The Uniting the Conurbation group (‘UTC’) is pleased to learn that Christopher Chope MP and those Christchurch councillors who challenged the legality of the way in which the Minister and Parliament decided to create a single unitary authority for Bournemouth, Christchurch and Poole have now abandoned their legal action. We believe that their legal challenge was not helpful and that it by-passed key issues which local government in Dorset must address.
The action was against the interests of Christchurch because, when the new Bournemouth, Christchurch and Poole Council comes into being next year, Christchurch people will have a more powerful voice when dealing with basic services and important matters than under the present arrangements.
There is much that is special about each of our three towns and, with its greater say and added powers, a pro-active new council will be better able to protect and enhance those entities while continuing to celebrate their individual history and traditions.
Much work lies ahead. We hope that all councillors will now knuckle down and work together through the shadow authority and we trust that members elected to the new authority next year will not only look to the sustainability of services now under threat but also to the bigger picture. This will become the sixteenth largest conurbation in the UK – let our vision and resources reflect that!

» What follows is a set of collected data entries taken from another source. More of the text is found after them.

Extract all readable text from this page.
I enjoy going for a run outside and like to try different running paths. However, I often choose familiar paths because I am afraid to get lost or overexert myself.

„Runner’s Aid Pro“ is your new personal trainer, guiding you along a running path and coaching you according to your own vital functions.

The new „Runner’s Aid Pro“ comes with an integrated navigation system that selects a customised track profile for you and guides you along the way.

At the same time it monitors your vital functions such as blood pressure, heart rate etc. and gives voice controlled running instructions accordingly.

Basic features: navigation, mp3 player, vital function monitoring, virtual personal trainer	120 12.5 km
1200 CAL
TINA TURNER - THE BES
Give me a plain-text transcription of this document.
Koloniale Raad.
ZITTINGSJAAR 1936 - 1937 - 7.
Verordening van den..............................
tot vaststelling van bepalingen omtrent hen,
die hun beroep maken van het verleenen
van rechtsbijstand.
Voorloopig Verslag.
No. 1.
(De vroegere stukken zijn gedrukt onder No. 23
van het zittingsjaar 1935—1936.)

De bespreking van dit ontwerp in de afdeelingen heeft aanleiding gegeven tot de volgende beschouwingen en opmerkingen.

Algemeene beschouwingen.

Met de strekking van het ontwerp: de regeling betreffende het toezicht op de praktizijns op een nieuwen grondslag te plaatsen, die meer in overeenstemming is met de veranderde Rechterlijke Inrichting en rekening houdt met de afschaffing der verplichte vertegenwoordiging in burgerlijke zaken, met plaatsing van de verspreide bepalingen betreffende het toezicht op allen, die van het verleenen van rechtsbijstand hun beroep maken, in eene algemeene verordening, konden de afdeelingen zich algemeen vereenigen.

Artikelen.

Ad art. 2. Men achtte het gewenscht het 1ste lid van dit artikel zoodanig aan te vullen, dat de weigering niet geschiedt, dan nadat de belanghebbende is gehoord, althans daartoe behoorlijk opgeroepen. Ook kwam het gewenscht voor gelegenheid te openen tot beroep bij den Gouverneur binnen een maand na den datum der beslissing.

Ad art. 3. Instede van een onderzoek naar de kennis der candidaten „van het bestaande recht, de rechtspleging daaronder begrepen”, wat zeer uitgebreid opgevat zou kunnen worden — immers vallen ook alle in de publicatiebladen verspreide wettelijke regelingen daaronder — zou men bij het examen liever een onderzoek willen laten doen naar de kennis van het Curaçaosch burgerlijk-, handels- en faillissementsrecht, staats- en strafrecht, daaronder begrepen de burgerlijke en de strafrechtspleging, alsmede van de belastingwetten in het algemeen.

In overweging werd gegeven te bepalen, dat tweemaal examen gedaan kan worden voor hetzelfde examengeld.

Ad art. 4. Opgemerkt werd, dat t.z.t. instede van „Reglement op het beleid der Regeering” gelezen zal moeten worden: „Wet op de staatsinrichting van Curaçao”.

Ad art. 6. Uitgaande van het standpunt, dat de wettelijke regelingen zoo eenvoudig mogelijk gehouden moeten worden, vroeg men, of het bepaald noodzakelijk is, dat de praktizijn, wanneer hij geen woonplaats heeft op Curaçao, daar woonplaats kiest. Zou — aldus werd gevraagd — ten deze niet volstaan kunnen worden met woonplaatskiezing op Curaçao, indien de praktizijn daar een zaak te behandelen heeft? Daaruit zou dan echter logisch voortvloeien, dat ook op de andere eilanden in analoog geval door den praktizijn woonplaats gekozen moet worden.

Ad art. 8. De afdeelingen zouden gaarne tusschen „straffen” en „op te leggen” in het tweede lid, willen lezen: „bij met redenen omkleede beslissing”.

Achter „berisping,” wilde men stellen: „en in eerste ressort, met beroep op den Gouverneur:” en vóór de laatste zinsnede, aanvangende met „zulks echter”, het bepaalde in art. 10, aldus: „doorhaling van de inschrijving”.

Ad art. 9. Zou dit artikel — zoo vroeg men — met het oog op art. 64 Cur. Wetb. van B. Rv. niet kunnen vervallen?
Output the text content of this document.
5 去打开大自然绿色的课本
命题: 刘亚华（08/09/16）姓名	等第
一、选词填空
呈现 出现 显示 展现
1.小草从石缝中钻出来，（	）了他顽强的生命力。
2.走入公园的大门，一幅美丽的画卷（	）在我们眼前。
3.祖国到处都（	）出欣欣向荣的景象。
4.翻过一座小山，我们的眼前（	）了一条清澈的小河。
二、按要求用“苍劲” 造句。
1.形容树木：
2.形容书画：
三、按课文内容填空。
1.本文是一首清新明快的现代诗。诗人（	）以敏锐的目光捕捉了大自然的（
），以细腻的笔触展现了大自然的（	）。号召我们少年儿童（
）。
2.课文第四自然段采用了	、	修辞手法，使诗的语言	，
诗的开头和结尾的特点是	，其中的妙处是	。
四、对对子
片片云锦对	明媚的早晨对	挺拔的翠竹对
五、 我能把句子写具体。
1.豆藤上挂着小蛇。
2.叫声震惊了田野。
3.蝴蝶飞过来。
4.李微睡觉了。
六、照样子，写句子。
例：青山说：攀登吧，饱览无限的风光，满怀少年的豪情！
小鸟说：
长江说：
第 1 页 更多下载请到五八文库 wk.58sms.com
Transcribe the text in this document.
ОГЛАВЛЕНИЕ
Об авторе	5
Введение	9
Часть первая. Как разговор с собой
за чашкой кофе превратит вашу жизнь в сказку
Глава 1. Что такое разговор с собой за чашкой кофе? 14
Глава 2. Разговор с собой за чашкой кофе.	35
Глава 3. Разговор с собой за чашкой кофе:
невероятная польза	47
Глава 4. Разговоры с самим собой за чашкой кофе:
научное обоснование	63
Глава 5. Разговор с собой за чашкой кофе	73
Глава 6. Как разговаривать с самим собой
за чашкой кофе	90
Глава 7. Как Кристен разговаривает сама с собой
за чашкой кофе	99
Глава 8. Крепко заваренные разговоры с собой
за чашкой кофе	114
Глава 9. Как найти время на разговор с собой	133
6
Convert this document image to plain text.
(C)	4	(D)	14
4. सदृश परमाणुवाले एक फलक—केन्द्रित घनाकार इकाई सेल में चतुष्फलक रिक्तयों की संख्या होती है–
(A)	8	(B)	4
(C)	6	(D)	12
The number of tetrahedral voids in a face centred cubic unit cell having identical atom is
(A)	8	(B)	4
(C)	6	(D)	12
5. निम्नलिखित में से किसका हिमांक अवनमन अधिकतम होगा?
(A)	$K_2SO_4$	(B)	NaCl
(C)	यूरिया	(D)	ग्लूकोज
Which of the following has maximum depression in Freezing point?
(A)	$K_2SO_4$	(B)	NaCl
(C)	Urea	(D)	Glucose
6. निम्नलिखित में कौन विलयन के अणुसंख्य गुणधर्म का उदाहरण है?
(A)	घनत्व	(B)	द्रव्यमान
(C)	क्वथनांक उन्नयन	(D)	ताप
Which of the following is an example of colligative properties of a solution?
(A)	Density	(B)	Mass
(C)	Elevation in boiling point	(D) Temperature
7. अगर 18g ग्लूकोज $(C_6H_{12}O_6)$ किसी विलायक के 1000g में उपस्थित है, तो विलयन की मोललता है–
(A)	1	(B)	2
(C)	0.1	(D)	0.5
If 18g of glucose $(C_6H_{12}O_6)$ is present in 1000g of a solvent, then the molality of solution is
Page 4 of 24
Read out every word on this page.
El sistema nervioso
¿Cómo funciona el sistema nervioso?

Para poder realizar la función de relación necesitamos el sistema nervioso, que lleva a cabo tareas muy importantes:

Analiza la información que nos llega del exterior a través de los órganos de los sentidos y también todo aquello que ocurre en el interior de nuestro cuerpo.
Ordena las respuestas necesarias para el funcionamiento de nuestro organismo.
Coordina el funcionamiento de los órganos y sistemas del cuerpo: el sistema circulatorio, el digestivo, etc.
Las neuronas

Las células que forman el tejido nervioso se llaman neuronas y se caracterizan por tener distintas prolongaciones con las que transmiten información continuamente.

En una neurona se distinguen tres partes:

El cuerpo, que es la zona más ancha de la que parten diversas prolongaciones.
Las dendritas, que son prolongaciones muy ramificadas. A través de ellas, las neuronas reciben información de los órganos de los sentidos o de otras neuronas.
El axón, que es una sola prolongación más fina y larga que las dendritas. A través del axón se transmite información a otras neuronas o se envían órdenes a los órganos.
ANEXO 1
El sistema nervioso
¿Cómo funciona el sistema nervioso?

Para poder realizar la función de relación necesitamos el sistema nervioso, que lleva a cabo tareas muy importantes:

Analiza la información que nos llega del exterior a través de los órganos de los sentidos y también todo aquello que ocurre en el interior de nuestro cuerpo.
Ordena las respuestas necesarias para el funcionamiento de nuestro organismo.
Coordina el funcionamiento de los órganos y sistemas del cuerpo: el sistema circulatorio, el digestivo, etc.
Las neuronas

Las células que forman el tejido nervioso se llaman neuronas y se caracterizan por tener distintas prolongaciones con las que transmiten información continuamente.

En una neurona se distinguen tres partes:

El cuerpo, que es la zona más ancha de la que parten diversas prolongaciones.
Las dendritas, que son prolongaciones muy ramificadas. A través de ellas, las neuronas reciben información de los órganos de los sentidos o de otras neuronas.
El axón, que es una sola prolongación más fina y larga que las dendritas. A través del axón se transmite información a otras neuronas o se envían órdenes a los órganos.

Chair of the UTC group Alderman Douglas Eyre said “Thank goodness all local councillors can now come together for the better good of the whole conurbation. Only recently senior Christchurch councillors were complaining about a long-standing lack of appreciation, by their present colleagues on Dorset County Council, of the urgent need to tackle traffic gridlock which has become such a regular problem in Christchurch. Our new council will have a far better grasp of such matters; it is just one area where opportunities will arise to develop fresh strategies to tackle the urgent needs of our conurbation.”